Just when I think we’re really turning a corner, that maybe The Boy doesn’t have Aspergers after all, that maybe he’s just got a few quirks, and maybe just some random behavioral stuff that we’re fixing, he regresses & picks up some new undesired behavior: Licking. Me, my clothes, his clothes, The Husband, the cat, the furniture & chews / sucks on his clothes & blankets. This came out of nowhere. As did the periodic biting. The Boy just bit my arm something awful – I seriously wanted to cry. He felt bad about it, too. Like I’ve said before, sometimes I think he just can’t control his body.
We’ve had a string of “good” days, where I see lots of “good” choices, (we’re constantly using the phrase “make good choices” with him, so he understands the difference.) Like, on Christmas, we were so impressed with how wonderfully well-behaved he was at Grandma’s house, with his two younger cousins – hands to himself & taking breaks when he needed to have some alone time.
And then we hit a bump in the road & a “wild” & “challenging” day, like today … Maybe it was the excitement of the holidays? Maybe it was being cooped up in this house for the past couple of days, since it’s been way too cold & windy to go outside. And my little Aspie doesn’t want to venture out to play usually. Outside play is something I have to sort of force, unless it’s the park, and quite frankly, I just wasn’t in the mood to do anything more than “suggest.” In any case, I can sit here and rack my brain for hours trying to figure out what triggers things in him. It isn’t his diet, it isn’t lack of sleep, it isn’t being around other kids … what then? I. Don’t. Know. That’s all I can conclude.
So I crack open my books & read, then log on to the laptop and search. “Licking.” Sensory issues, hypo-sensory stuff, not getting enough through the senses that they need more input. Well, maybe. Yes, The Boy often craves more sensory input, and that’s why he rams into me, crashes into us, furniture, jumps around on the floor & hangs upside down, but I wonder if some of it isn’t him mimicking our cats? Or because I jokingly told him a few weeks back that I was going to bite off his cute little nose. Here again, I don’t know. And the “not knowing” for me is so frustrating that I want to cry. I just want to know why, so that I can find the best way to help the situation.
And then there’s the potty training again. One day he is marvelous – no accidents, goes when I tell him it’s time to take a potty break, (of course with “treats” being promised afterward, or threats of me taking away a toy when the treats won’t work,) or he will actually listen to his body & tell US when he needs to go. The next day, it’s all out flinging himself on the floor melt-downs when I tell him it’s time to take a potty break. Coaxing, promising treats, threatening to take away toys – nothing will work!! I don’t understand why one day is so different from the next. Am I the only mother of an Aspie who is constantly asking herself WHY? Why the big shifts in his progress? I just don’t know.

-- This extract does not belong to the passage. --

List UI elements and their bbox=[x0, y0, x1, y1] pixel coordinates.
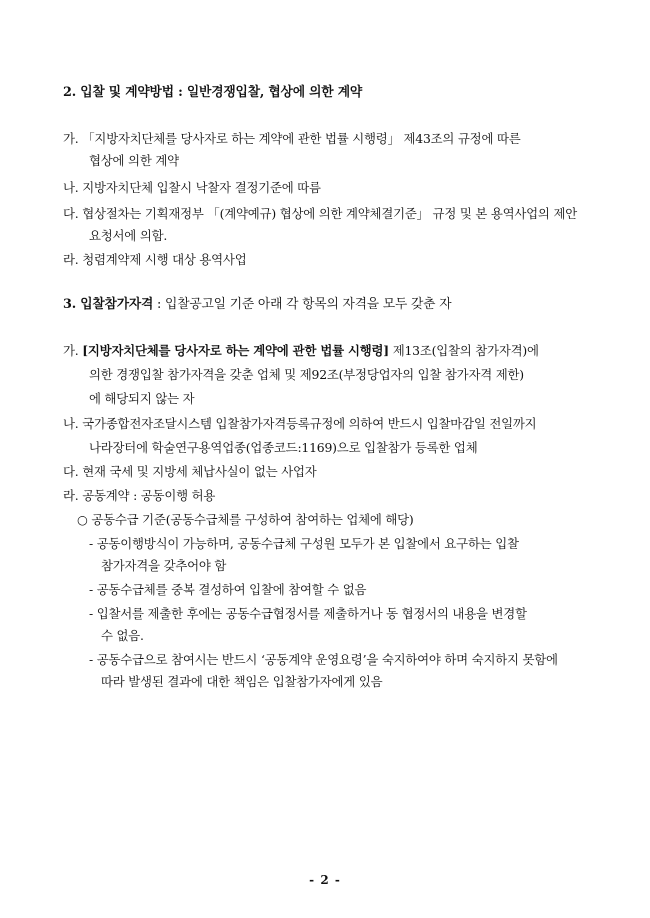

Two steps forward and one step back. I guess that’s just the way things go in his world. I’m going to have to learn to accept that & not be so analytical about the “why,” lest I drive myself nuts in the process! Funny thing is, he says “two steps forward one step back … that’s how you dance” to me a lot. (He picked up the line from Madagascar 3, by the way.) So I guess this is our dance, me & The Boy. Two steps forward, one step back.